Ein kleiner Spalt war schon offen, nun schließt die Regierung die Tür für demokratische Frischluft wieder. SPÖ und ÖVP wollen die Demokratiereform, die sie bereits vor Jahren mit den Grünen ausgemacht hatten, nicht umsetzen. Damit bleibt es dabei: Volksbegehren werden lediglich im Parlament "behandelt". Zu einer Volksbefragung wird auch ein erfolgreiches Volksbegehren nicht führen. Die Absage der Reform zeigt, wie mutlos die Regierung ist.

Natürlich, die direkte Demokratie birgt auch Gefahren. Zum Beispiel dann, wenn Mehrheiten über Minderheitenrechte abstimmen. Dabei hatte das der Entwurf, den die Regierungsparteien jetzt begraben, bereits gelöst: Solche Themen wären von Volksabstimmungen und -befragungen ausgeschlossen gewesen.

Eine weitere, jetzt neu entdeckte Befürchtung: Böse Lobbygruppen können Einfluss auf ein Abstimmungsergebnis nehmen. Dass dies auch in Institutionen passiert, die weit weg von direkter Demokratie sind, beweist das Parlament der Europäischen Union tagtäglich.

Die Regierungsparteien widersprechen sich in ihrer Argumentation selbst.
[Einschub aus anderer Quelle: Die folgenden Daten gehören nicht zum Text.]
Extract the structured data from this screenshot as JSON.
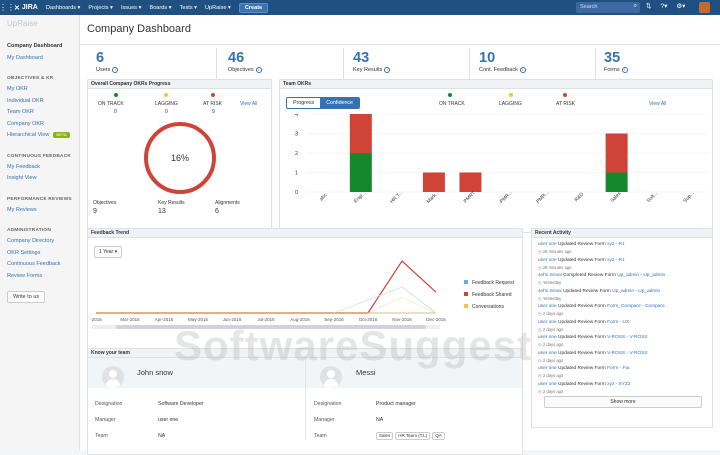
{
  "nav": {
    "logo": "JIRA",
    "items": [
      "Dashboards ▾",
      "Projects ▾",
      "Issues ▾",
      "Boards ▾",
      "Tests ▾",
      "UpRaise ▾"
    ],
    "create": "Create",
    "search_placeholder": "Search"
  },
  "sidebar": {
    "brand": "UpRaise",
    "sections": [
      {
        "header": "",
        "items": [
          "Company Dashboard",
          "My Dashboard"
        ]
      },
      {
        "header": "OBJECTIVES & KR",
        "items": [
          "My OKR",
          "Individual OKR",
          "Team OKR",
          "Company OKR",
          "Hierarchical View"
        ]
      },
      {
        "header": "CONTINUOUS FEEDBACK",
        "items": [
          "My Feedback",
          "Insight View"
        ]
      },
      {
        "header": "PERFORMANCE REVIEWS",
        "items": [
          "My Reviews"
        ]
      },
      {
        "header": "ADMINISTRATION",
        "items": [
          "Company Directory",
          "OKR Settings",
          "Continuous Feedback",
          "Review Forms"
        ]
      }
    ],
    "beta": "BETA",
    "write_button": "Write to us"
  },
  "page_title": "Company Dashboard",
  "stats": [
    {
      "value": "6",
      "label": "Users"
    },
    {
      "value": "46",
      "label": "Objectives"
    },
    {
      "value": "43",
      "label": "Key Results"
    },
    {
      "value": "10",
      "label": "Cont. Feedback"
    },
    {
      "value": "35",
      "label": "Forms"
    }
  ],
  "progress_panel": {
    "title": "Overall Company OKRs Progress",
    "statuses": [
      {
        "label": "ON TRACK",
        "count": "0",
        "color": "#14892c"
      },
      {
        "label": "LAGGING",
        "count": "0",
        "color": "#f6c342"
      },
      {
        "label": "AT RISK",
        "count": "9",
        "color": "#d04437"
      }
    ],
    "view_all": "View All",
    "percent": "16%",
    "percent_value": 16,
    "totals": [
      {
        "label": "Objectives",
        "value": "9"
      },
      {
        "label": "Key Results",
        "value": "13"
      },
      {
        "label": "Alignments",
        "value": "6"
      }
    ]
  },
  "team_panel": {
    "title": "Team OKRs",
    "toggle": [
      "Progress",
      "Confidence"
    ],
    "statuses": [
      "ON TRACK",
      "LAGGING",
      "AT RISK"
    ],
    "view_all": "View All"
  },
  "feedback_panel": {
    "title": "Feedback Trend",
    "period": "1 Year ▾",
    "legend": [
      "Feedback Request",
      "Feedback Shared",
      "Conversations"
    ]
  },
  "activity_panel": {
    "title": "Recent Activity",
    "items": [
      {
        "user": "user one",
        "action": "Updated Review Form",
        "target": "xyz - R1",
        "time": "26 minutes ago"
      },
      {
        "user": "user one",
        "action": "Updated Review Form",
        "target": "xyz - R1",
        "time": "28 minutes ago"
      },
      {
        "user": "John Snow",
        "action": "Completed Review Form",
        "target": "Up_admin - Up_admin",
        "time": "Yesterday"
      },
      {
        "user": "John Snow",
        "action": "Updated Review Form",
        "target": "Up_admin - Up_admin",
        "time": "Yesterday"
      },
      {
        "user": "user one",
        "action": "Updated Review Form",
        "target": "Form_Compare - Compare",
        "time": "2 days ago"
      },
      {
        "user": "user one",
        "action": "Updated Review Form",
        "target": "Form - UX",
        "time": "2 days ago"
      },
      {
        "user": "user one",
        "action": "Updated Review Form",
        "target": "V-ROSS - V-ROSS",
        "time": "2 days ago"
      },
      {
        "user": "user one",
        "action": "Updated Review Form",
        "target": "V-ROSS - V-ROSS",
        "time": "2 days ago"
      },
      {
        "user": "user one",
        "action": "Updated Review Form",
        "target": "Form - Fia",
        "time": "2 days ago"
      },
      {
        "user": "user one",
        "action": "Updated Review Form",
        "target": "xyz - XYZ2",
        "time": "2 days ago"
      }
    ],
    "show_more": "Show more"
  },
  "team_section": {
    "title": "Know your team",
    "members": [
      {
        "name": "John snow",
        "designation": "Software Developer",
        "manager": "user one",
        "team": [
          "NA"
        ]
      },
      {
        "name": "Messi",
        "designation": "Product manager",
        "manager": "NA",
        "team": [
          "Sales",
          "HR Team (T.L)",
          "QA"
        ]
      }
    ],
    "labels": {
      "designation": "Designation",
      "manager": "Manager",
      "team": "Team"
    }
  },
  "watermark": "SoftwareSuggest",
  "chart_data": [
    {
      "type": "bar",
      "title": "Team OKRs",
      "categories": [
        "abc",
        "Engi...",
        "HR T...",
        "Mark...",
        "PMRT",
        "PMR...",
        "PMR...",
        "R&D",
        "Sales",
        "Soft...",
        "Sup..."
      ],
      "series": [
        {
          "name": "ON TRACK",
          "color": "#14892c",
          "values": [
            0,
            2,
            0,
            0,
            0,
            0,
            0,
            0,
            1,
            0,
            0
          ]
        },
        {
          "name": "LAGGING",
          "color": "#f6c342",
          "values": [
            0,
            0,
            0,
            0,
            0,
            0,
            0,
            0,
            0,
            0,
            0
          ]
        },
        {
          "name": "AT RISK",
          "color": "#d04437",
          "values": [
            0,
            2,
            0,
            1,
            1,
            0,
            0,
            0,
            2,
            0,
            0
          ]
        }
      ],
      "yticks": [
        0,
        1,
        2,
        3,
        4
      ],
      "ylim": [
        0,
        4
      ]
    },
    {
      "type": "line",
      "title": "Feedback Trend",
      "categories": [
        "-2016",
        "Mar-2016",
        "Apr-2016",
        "May-2016",
        "Jun-2016",
        "Jul-2016",
        "Aug-2016",
        "Sep-2016",
        "Oct-2016",
        "Nov-2016",
        "Dec-2016"
      ],
      "series": [
        {
          "name": "Feedback Request",
          "color": "#6aa6e0",
          "values": [
            0,
            0,
            0,
            0,
            0,
            0,
            0,
            0,
            0,
            0,
            0
          ]
        },
        {
          "name": "Feedback Shared",
          "color": "#d04437",
          "values": [
            0,
            0,
            0,
            0,
            0,
            0,
            0,
            0,
            0,
            10,
            4
          ]
        },
        {
          "name": "Conversations",
          "color": "#f6c342",
          "values": [
            0,
            0,
            0,
            0,
            0,
            0,
            0,
            0,
            0,
            0,
            0
          ]
        }
      ],
      "ylim": [
        0,
        10
      ]
    }
  ]
}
Was sie im Bund zu gefährlich finden, wollen sie auf Länder- und Gemeindeebene erlauben. Auf lokaler Ebene sei die Gefahr weniger groß, dass Lobbygruppen Einfluss nehmen wollen, meint ÖVP-Verfassungssprecher Wolfgang Gerstl. Das ist Unsinn. Gerade in Gemeinden müssen sich Bürger regelmäßig gegen umweltschädliche Projekte von Unternehmen wehren.

Die Argumentation von SPÖ und ÖVP gegen die Reform ist dürftig. Der Verdacht liegt nahe, dass die beiden Regierungsparteien einfach Angst davor haben, etwas von ihrer Macht an die Wähler abzugeben. Oder sie trauen der Bevölkerung nicht zu, selbst über jene Gesetze zu entscheiden, die sie betreffen. Das ist gerade in Zeiten großer Politikverdrossenheit ein fatales Signal.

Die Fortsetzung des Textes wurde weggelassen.